Ziggy
Ziggy

Reputation: 22375

To sleep in C, should I use while with a clock, or a system call?

I was checking out clock() on cplusplus.com. Their example involves making the process wait for a second and then output a line, in a loop until 10 seconds have ellapsed. I need to do something similar in the homework assignment I'm working on. What I was wondering was this: if I just send my program into a loop, isn't that using system resources to just spin me around? In this case, wouldn't a system call be better?

Thanks for your help!

Upvotes: 2

Views: 1784

Answers (5)

shiney
shiney

Reputation: 13

If your programme is multithreaded then better you go with sleep().The reason is clock() will need extra coding for that while by using sleep() you can do your task with less memory and less time... clock() will involve CPU a lot...

Upvotes: 0

David Grayson
David Grayson

Reputation: 87406

Just to be clear, you should NOT do something like the example. If you do, your program will consume 100% of the CPU on one of the cores while it is waiting. It is much better to use something like sleep or select.

Upvotes: 2

vines
vines

Reputation: 5225

I have to add to the aforementioned that sleep() only puts the current thread to sleep, not the whole program, if it's multithreaded.

Upvotes: 2

smparkes
smparkes

Reputation: 14063

That is a weird-ass example. I know it's just an example but ...

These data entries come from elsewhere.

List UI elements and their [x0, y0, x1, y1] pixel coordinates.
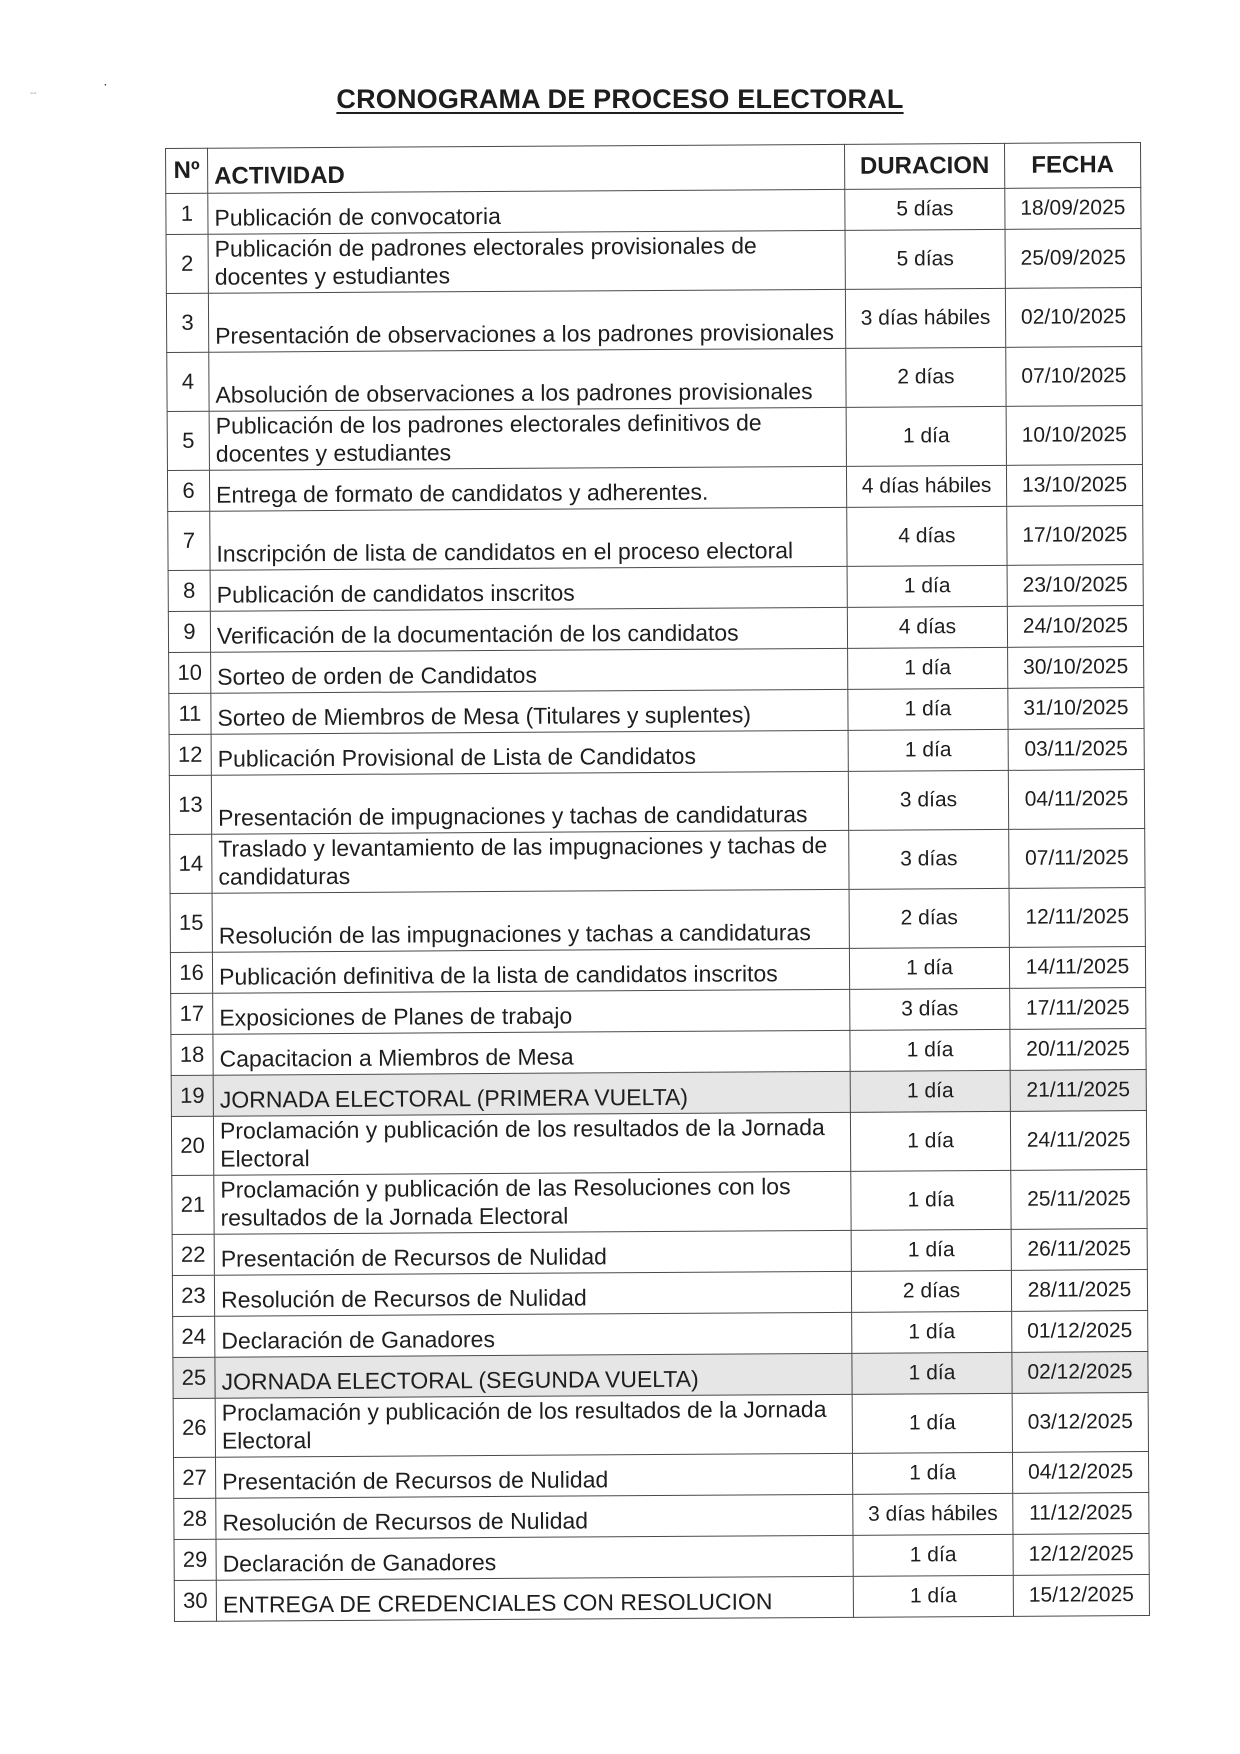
row-date: 12/12/2025	[1013, 1534, 1149, 1576]
row-date: 14/11/2025	[1009, 947, 1145, 989]
table-row: 26Proclamación y publicación de los resu…	[173, 1393, 1148, 1458]
row-date: 26/11/2025	[1011, 1229, 1147, 1271]
row-number: 26	[173, 1398, 215, 1457]
row-duration: 1 día	[849, 947, 1009, 989]
row-number: 12	[169, 734, 211, 775]
row-number: 6	[167, 470, 209, 511]
row-activity: Proclamación y publicación de las Resolu…	[214, 1171, 851, 1234]
row-activity: Traslado y levantamiento de las impugnac…	[212, 830, 849, 893]
row-date: 28/11/2025	[1011, 1270, 1147, 1312]
row-duration: 2 días	[851, 1270, 1011, 1312]
row-number: 7	[168, 511, 210, 570]
row-duration: 1 día	[848, 688, 1008, 730]
row-number: 11	[169, 693, 211, 734]
row-date: 03/12/2025	[1012, 1393, 1148, 1453]
row-date: 10/10/2025	[1006, 406, 1142, 466]
row-activity: Absolución de observaciones a los padron…	[209, 348, 846, 411]
row-duration: 1 día	[852, 1393, 1012, 1453]
row-duration: 1 día	[850, 1029, 1010, 1071]
row-activity: Proclamación y publicación de los result…	[215, 1394, 852, 1457]
table-row: 2Publicación de padrones electorales pro…	[166, 229, 1141, 294]
row-date: 18/09/2025	[1005, 188, 1141, 230]
row-duration: 1 día	[851, 1229, 1011, 1271]
row-activity: Presentación de impugnaciones y tachas d…	[211, 771, 848, 834]
row-activity: Publicación de convocatoria	[208, 189, 845, 234]
row-duration: 4 días	[847, 506, 1007, 566]
table-row: 13Presentación de impugnaciones y tachas…	[169, 770, 1144, 835]
table-row: 17Exposiciones de Planes de trabajo3 día…	[171, 988, 1146, 1035]
row-activity: Publicación de padrones electorales prov…	[208, 230, 845, 293]
row-duration: 1 día	[853, 1575, 1013, 1617]
row-number: 28	[174, 1498, 216, 1539]
row-number: 18	[171, 1034, 213, 1075]
row-duration: 2 días	[849, 888, 1009, 948]
table-row: 1Publicación de convocatoria5 días18/09/…	[166, 188, 1141, 235]
row-activity: Inscripción de lista de candidatos en el…	[210, 507, 847, 570]
table-row: 29Declaración de Ganadores1 día12/12/202…	[174, 1534, 1149, 1581]
row-number: 27	[173, 1457, 215, 1498]
row-number: 21	[172, 1175, 214, 1234]
row-activity: Publicación Provisional de Lista de Cand…	[211, 730, 848, 775]
row-number: 19	[171, 1075, 213, 1116]
row-activity: Sorteo de orden de Candidatos	[211, 648, 848, 693]
row-date: 15/12/2025	[1013, 1575, 1149, 1617]
row-duration: 4 días hábiles	[846, 465, 1006, 507]
row-duration: 1 día	[852, 1311, 1012, 1353]
row-activity: Sorteo de Miembros de Mesa (Titulares y …	[211, 689, 848, 734]
table-row-highlighted: 19JORNADA ELECTORAL (PRIMERA VUELTA)1 dí…	[171, 1070, 1146, 1117]
document-title: CRONOGRAMA DE PROCESO ELECTORAL	[336, 84, 903, 114]
row-number: 15	[170, 893, 212, 952]
table-row: 30ENTREGA DE CREDENCIALES CON RESOLUCION…	[174, 1575, 1149, 1622]
row-number: 17	[171, 993, 213, 1034]
row-activity: Publicación de los padrones electorales …	[209, 407, 846, 470]
table-row: 24Declaración de Ganadores1 día01/12/202…	[173, 1311, 1148, 1358]
row-activity: Presentación de Recursos de Nulidad	[214, 1230, 851, 1275]
row-date: 12/11/2025	[1009, 888, 1145, 948]
row-number: 4	[167, 352, 209, 411]
row-duration: 1 día	[852, 1352, 1012, 1394]
table-row-highlighted: 25JORNADA ELECTORAL (SEGUNDA VUELTA)1 dí…	[173, 1352, 1148, 1399]
row-activity: Resolución de Recursos de Nulidad	[214, 1271, 851, 1316]
table-row: 18Capacitacion a Miembros de Mesa1 día20…	[171, 1029, 1146, 1076]
row-number: 30	[174, 1580, 216, 1621]
table-row: 6Entrega de formato de candidatos y adhe…	[167, 465, 1142, 512]
table-row: 4Absolución de observaciones a los padro…	[167, 347, 1142, 412]
table-row: 14Traslado y levantamiento de las impugn…	[170, 829, 1145, 894]
row-duration: 1 día	[848, 729, 1008, 771]
row-duration: 2 días	[846, 347, 1006, 407]
row-duration: 4 días	[847, 606, 1007, 648]
table-header-row: Nº ACTIVIDAD DURACION FECHA	[166, 143, 1141, 194]
header-date: FECHA	[1004, 143, 1140, 189]
row-date: 04/11/2025	[1008, 770, 1144, 830]
row-number: 3	[166, 293, 208, 352]
row-activity: Presentación de Recursos de Nulidad	[215, 1453, 852, 1498]
row-activity: Entrega de formato de candidatos y adher…	[209, 466, 846, 511]
row-number: 25	[173, 1357, 215, 1398]
row-duration: 3 días hábiles	[853, 1493, 1013, 1535]
row-number: 10	[169, 652, 211, 693]
row-date: 25/11/2025	[1011, 1170, 1147, 1230]
row-number: 24	[173, 1316, 215, 1357]
row-date: 03/11/2025	[1008, 729, 1144, 771]
row-duration: 1 día	[850, 1111, 1010, 1171]
table-row: 12Publicación Provisional de Lista de Ca…	[169, 729, 1144, 776]
row-activity: ENTREGA DE CREDENCIALES CON RESOLUCION	[216, 1576, 853, 1621]
row-duration: 1 día	[852, 1452, 1012, 1494]
row-activity: Resolución de las impugnaciones y tachas…	[212, 889, 849, 952]
table-row: 8Publicación de candidatos inscritos1 dí…	[168, 565, 1143, 612]
header-duration: DURACION	[844, 143, 1004, 189]
table-row: 15Resolución de las impugnaciones y tach…	[170, 888, 1145, 953]
row-activity: JORNADA ELECTORAL (SEGUNDA VUELTA)	[215, 1353, 852, 1398]
table-row: 10Sorteo de orden de Candidatos1 día30/1…	[169, 647, 1144, 694]
row-activity: Resolución de Recursos de Nulidad	[216, 1494, 853, 1539]
row-duration: 1 día	[848, 647, 1008, 689]
row-activity: Verificación de la documentación de los …	[210, 607, 847, 652]
table-row: 20Proclamación y publicación de los resu…	[171, 1111, 1146, 1176]
header-number: Nº	[166, 148, 208, 193]
row-duration: 1 día	[846, 406, 1006, 466]
row-date: 02/12/2025	[1012, 1352, 1148, 1394]
row-date: 17/11/2025	[1010, 988, 1146, 1030]
row-number: 14	[170, 834, 212, 893]
row-duration: 3 días	[850, 988, 1010, 1030]
document-title-container: CRONOGRAMA DE PROCESO ELECTORAL	[0, 84, 1240, 115]
row-duration: 1 día	[851, 1170, 1011, 1230]
row-duration: 5 días	[845, 229, 1005, 289]
row-activity: Exposiciones de Planes de trabajo	[213, 989, 850, 1034]
row-activity: Capacitacion a Miembros de Mesa	[213, 1030, 850, 1075]
row-activity: Declaración de Ganadores	[216, 1535, 853, 1580]
row-activity: Declaración de Ganadores	[215, 1312, 852, 1357]
row-date: 31/10/2025	[1008, 688, 1144, 730]
row-duration: 3 días hábiles	[845, 288, 1005, 348]
row-date: 20/11/2025	[1010, 1029, 1146, 1071]
row-duration: 1 día	[853, 1534, 1013, 1576]
row-number: 8	[168, 570, 210, 611]
row-date: 07/11/2025	[1009, 829, 1145, 889]
row-date: 30/10/2025	[1008, 647, 1144, 689]
row-date: 24/11/2025	[1010, 1111, 1146, 1171]
row-activity: Publicación definitiva de la lista de ca…	[212, 948, 849, 993]
row-date: 02/10/2025	[1005, 288, 1141, 348]
row-duration: 1 día	[847, 565, 1007, 607]
row-number: 1	[166, 193, 208, 234]
table-row: 7Inscripción de lista de candidatos en e…	[168, 506, 1143, 571]
row-duration: 3 días	[848, 770, 1008, 830]
row-number: 23	[172, 1275, 214, 1316]
row-date: 17/10/2025	[1007, 506, 1143, 566]
row-date: 23/10/2025	[1007, 565, 1143, 607]
row-number: 13	[169, 775, 211, 834]
row-number: 5	[167, 411, 209, 470]
table-row: 3Presentación de observaciones a los pad…	[166, 288, 1141, 353]
table-row: 28Resolución de Recursos de Nulidad3 día…	[174, 1493, 1149, 1540]
table-row: 23Resolución de Recursos de Nulidad2 día…	[172, 1270, 1147, 1317]
row-number: 29	[174, 1539, 216, 1580]
table-row: 16Publicación definitiva de la lista de …	[170, 947, 1145, 994]
table-row: 11Sorteo de Miembros de Mesa (Titulares …	[169, 688, 1144, 735]
row-duration: 1 día	[850, 1070, 1010, 1112]
table-row: 21Proclamación y publicación de las Reso…	[172, 1170, 1147, 1235]
schedule-table: Nº ACTIVIDAD DURACION FECHA 1Publicación…	[165, 142, 1150, 1622]
row-number: 20	[171, 1116, 213, 1175]
row-date: 21/11/2025	[1010, 1070, 1146, 1112]
table-row: 27Presentación de Recursos de Nulidad1 d…	[173, 1452, 1148, 1499]
row-number: 2	[166, 234, 208, 293]
row-activity: Publicación de candidatos inscritos	[210, 566, 847, 611]
table-row: 9Verificación de la documentación de los…	[168, 606, 1143, 653]
row-date: 04/12/2025	[1012, 1452, 1148, 1494]
row-number: 9	[168, 611, 210, 652]
row-date: 25/09/2025	[1005, 229, 1141, 289]
row-number: 22	[172, 1234, 214, 1275]
row-duration: 3 días	[849, 829, 1009, 889]
row-date: 11/12/2025	[1013, 1493, 1149, 1535]
table-row: 5Publicación de los padrones electorales…	[167, 406, 1142, 471]
row-number: 16	[170, 952, 212, 993]
header-activity: ACTIVIDAD	[208, 144, 845, 193]
row-date: 24/10/2025	[1007, 606, 1143, 648]
row-date: 01/12/2025	[1012, 1311, 1148, 1353]
row-date: 13/10/2025	[1006, 465, 1142, 507]
row-date: 07/10/2025	[1006, 347, 1142, 407]
row-activity: JORNADA ELECTORAL (PRIMERA VUELTA)	[213, 1071, 850, 1116]
row-duration: 5 días	[845, 188, 1005, 230]
schedule-table-body: 1Publicación de convocatoria5 días18/09/…	[166, 188, 1150, 1622]
table-row: 22Presentación de Recursos de Nulidad1 d…	[172, 1229, 1147, 1276]
row-activity: Proclamación y publicación de los result…	[213, 1112, 850, 1175]
row-activity: Presentación de observaciones a los padr…	[208, 289, 845, 352]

To sleep, call sleep(unsigned int).

There are other calls (nanosleep on unix-y machines) for sub-second sleeps. And you can always use select() if you're old school.

Note that all of these can be interrupted so you may need to loop if for some reason they return early.

Upvotes: 4

Wyzard
Wyzard

Reputation: 34563

Yes, using a system call or library function like sleep() is much better. That clock() example is just meant to just show how to correctly call the function and interpret its return value, not to illustrate the best way to make a program wait.